Immune monitoring as prerequisite for transplantation tolerance trials

• Published in: Clinical and experimental immunology Vol. 189; no. 2; pp. 158 - 170
• Main Authors: Behnam Sani, K., Sawitzki, B.
• Format: Journal Article
• Language: English
• Published: England Oxford University Press 01.08.2017; John Wiley and Sons Inc
• Subjects: Adoptive transfer; Animals; Assaying; B cell; Biomarkers; Chimerism; Clinical trials; Drug development; Graft rejection; Graft Survival; Grafting; Humans; Immune system; Immunological tolerance; Immunology; Immunoregulation; Immunosuppressive agents; Immunosuppressive Agents - adverse effects; Immunosuppressive Agents - therapeutic use; Kidney transplantation; Liver; Liver Transplantation; Lymphocytes T; Monitoring; Monitoring, Immunologic - methods; natural killer cells; Organs; Patients; regulatory T cells; Review; Side effects; Survival; tolerance/suppression/anergy; Transplantation; Transplantation Tolerance; Transplantation, Homologous; Transplants & implants; regulatory T cells; B cell; natural killer cells; transplantation; tolerance/suppression/anergy
• ISSN: 0009-9104; 1365-2249
• DOI: 10.1111/cei.12988

Summary Ever since its first application in clinical medicine, scientists have been urged to induce tolerance towards foreign allogeneic transplants and thus avoid rejection by the recipient's immune system. This would circumvent chronic use of immunosuppressive drugs (IS) and thus avoid development of IS‐induced side effects, which are contributing to the still unsatisfactory long‐term graft and patient survival after solid organ transplantation. Although manifold strategies of tolerance induction have been described in preclinical models, only three therapeutic approaches have been utilized successfully in a still small number of patients.
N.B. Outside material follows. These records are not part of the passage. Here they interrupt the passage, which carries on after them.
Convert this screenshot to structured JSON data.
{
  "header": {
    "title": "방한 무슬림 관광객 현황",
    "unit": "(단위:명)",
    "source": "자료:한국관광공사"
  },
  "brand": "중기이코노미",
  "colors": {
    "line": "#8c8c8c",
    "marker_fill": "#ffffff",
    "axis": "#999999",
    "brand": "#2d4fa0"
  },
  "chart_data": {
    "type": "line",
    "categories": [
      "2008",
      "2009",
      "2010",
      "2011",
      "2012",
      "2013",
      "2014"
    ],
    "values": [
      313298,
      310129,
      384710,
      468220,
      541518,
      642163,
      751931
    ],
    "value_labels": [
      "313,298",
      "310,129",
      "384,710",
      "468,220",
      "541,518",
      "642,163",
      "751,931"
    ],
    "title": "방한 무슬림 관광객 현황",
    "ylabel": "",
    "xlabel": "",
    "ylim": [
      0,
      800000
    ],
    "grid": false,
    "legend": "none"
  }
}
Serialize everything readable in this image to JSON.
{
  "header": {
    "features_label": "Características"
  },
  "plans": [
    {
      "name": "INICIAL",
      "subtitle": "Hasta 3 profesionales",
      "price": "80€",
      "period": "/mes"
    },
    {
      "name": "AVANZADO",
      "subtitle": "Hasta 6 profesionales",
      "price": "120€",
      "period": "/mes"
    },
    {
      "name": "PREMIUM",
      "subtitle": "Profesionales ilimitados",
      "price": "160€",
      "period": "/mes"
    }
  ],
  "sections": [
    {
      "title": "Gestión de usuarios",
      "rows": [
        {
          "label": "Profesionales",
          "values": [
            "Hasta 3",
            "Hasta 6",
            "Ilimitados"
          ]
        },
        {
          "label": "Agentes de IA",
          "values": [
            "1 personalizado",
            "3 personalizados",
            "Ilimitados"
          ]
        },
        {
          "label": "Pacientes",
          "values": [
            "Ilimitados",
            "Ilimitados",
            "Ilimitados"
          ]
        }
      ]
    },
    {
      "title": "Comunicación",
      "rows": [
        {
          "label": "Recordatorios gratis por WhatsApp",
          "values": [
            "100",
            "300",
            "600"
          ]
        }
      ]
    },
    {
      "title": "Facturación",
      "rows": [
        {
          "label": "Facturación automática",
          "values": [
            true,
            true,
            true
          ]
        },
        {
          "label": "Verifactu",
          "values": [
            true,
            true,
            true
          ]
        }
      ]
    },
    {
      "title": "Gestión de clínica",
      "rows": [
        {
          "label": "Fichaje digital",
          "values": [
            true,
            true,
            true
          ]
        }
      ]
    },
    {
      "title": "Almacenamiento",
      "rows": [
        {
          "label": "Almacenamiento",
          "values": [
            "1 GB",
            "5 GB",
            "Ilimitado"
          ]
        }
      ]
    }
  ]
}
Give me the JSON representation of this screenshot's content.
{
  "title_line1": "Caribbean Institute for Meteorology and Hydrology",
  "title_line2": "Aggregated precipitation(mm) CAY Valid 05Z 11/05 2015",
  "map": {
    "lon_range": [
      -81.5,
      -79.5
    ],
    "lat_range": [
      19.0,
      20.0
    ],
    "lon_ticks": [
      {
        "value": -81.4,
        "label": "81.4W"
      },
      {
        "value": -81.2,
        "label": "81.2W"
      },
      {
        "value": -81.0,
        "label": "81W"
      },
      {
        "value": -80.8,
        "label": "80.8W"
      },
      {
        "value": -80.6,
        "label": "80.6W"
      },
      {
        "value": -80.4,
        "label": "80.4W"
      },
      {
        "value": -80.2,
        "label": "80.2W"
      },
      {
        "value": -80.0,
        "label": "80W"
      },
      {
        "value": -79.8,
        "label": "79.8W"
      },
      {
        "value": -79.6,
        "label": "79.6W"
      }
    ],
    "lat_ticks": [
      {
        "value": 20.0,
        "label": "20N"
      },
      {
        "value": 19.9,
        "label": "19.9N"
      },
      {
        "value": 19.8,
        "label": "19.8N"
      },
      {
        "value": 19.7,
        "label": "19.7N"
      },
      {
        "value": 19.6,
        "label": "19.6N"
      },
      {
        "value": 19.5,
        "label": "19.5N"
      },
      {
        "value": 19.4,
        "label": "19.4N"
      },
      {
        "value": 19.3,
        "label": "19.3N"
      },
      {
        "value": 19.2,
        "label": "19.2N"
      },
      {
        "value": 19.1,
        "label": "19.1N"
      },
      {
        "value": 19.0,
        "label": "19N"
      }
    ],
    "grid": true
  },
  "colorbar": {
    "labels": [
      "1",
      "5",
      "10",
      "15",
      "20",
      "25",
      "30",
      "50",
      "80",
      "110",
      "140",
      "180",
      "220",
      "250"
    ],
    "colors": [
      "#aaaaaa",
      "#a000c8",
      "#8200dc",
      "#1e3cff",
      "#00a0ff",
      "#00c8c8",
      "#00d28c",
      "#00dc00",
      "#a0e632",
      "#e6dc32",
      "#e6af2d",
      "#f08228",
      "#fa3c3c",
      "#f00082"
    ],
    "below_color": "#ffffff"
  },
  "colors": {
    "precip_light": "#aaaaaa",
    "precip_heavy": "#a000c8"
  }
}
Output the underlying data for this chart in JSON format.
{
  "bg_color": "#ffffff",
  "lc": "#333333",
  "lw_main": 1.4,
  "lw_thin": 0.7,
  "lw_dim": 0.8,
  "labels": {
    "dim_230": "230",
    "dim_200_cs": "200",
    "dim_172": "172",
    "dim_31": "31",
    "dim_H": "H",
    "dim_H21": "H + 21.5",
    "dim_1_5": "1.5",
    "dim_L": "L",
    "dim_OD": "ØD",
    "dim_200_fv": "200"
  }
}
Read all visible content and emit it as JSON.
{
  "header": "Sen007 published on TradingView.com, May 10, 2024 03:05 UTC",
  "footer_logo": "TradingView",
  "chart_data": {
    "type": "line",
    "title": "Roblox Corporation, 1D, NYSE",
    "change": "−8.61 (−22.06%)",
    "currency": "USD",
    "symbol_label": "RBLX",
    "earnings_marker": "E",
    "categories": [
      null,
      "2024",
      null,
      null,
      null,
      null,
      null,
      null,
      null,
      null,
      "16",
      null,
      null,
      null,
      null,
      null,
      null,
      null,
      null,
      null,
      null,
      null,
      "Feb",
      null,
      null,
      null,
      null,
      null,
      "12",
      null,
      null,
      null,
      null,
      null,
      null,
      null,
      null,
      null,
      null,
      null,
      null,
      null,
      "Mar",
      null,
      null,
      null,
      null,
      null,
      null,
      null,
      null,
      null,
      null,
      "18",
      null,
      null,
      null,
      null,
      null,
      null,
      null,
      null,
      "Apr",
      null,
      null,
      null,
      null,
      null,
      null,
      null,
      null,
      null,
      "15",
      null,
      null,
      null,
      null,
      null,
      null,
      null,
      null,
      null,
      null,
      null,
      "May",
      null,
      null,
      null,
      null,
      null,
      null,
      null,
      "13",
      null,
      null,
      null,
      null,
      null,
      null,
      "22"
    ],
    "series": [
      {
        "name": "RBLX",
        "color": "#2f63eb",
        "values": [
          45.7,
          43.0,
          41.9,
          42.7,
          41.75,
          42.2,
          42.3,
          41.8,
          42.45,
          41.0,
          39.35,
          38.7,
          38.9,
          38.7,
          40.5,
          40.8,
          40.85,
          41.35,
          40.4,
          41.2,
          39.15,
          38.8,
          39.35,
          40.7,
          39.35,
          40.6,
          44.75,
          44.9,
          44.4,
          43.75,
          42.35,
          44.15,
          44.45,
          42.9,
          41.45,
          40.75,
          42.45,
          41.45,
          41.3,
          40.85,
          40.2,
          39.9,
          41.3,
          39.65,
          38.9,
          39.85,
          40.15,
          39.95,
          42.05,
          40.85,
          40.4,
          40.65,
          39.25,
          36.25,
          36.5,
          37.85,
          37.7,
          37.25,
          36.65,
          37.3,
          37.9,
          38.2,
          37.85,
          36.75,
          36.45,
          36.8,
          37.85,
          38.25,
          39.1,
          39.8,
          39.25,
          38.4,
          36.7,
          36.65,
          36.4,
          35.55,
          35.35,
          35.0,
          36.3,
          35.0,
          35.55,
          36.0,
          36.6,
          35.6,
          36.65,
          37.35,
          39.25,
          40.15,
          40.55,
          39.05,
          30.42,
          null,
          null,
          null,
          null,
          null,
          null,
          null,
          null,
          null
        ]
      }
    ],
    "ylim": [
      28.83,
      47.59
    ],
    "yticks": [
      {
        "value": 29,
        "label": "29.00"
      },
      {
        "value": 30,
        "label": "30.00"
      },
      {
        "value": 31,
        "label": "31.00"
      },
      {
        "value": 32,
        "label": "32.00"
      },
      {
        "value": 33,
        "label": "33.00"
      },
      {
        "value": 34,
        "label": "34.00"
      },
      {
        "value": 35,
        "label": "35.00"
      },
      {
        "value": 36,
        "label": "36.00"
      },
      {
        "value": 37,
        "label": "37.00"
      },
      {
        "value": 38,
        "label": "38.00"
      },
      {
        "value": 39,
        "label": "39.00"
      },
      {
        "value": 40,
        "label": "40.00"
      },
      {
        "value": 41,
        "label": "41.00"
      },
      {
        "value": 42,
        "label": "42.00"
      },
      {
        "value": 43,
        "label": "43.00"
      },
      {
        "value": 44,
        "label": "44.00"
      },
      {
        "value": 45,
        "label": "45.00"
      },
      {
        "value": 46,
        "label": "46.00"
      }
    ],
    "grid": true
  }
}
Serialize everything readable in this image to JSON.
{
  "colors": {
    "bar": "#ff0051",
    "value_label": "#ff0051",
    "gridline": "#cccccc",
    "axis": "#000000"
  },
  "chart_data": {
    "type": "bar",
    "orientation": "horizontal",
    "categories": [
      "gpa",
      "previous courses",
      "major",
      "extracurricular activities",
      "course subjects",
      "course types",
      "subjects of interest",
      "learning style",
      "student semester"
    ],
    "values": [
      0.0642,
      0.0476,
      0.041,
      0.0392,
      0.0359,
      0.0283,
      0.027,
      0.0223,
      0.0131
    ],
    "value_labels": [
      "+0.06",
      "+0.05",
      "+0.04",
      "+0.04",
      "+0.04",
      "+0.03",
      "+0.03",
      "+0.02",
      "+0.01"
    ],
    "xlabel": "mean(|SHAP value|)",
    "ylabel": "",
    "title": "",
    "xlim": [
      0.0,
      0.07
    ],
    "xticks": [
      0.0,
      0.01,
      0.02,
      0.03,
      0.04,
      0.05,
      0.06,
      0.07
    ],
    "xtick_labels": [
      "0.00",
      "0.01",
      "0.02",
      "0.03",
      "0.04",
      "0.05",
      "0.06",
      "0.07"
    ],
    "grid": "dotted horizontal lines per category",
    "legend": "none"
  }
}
These approaches are based on (i) IS withdrawal in spontaneous operational tolerant (SOT) patients, (ii) induction of a mixed chimerism and (iii) adoptive transfer of regulatory cells. Results of clinical trials utilizing these approaches show that tolerance induction does not work in all patients. Thus, there is a need for reliable biomarkers, which can be used for patient selection and post‐therapeutic immune monitoring of safety, success and failure. In this review, we summarize recent achievements in the identification and validation of such immunological assays and biomarkers, focusing mainly on kidney and liver transplantation. From the published findings so far, it has become clear that indicative biomarkers may vary between different therapeutic approaches applied and organs transplanted. Also, patient numbers studied so far are very small. This is the main reason why nearly all described parameters lack validation and reproducibility testing in large clinical trials, and are therefore not yet suitable for clinical practice. This review provides an overview of criteria and examples of biomarker characteristic for tolerant transplant patients.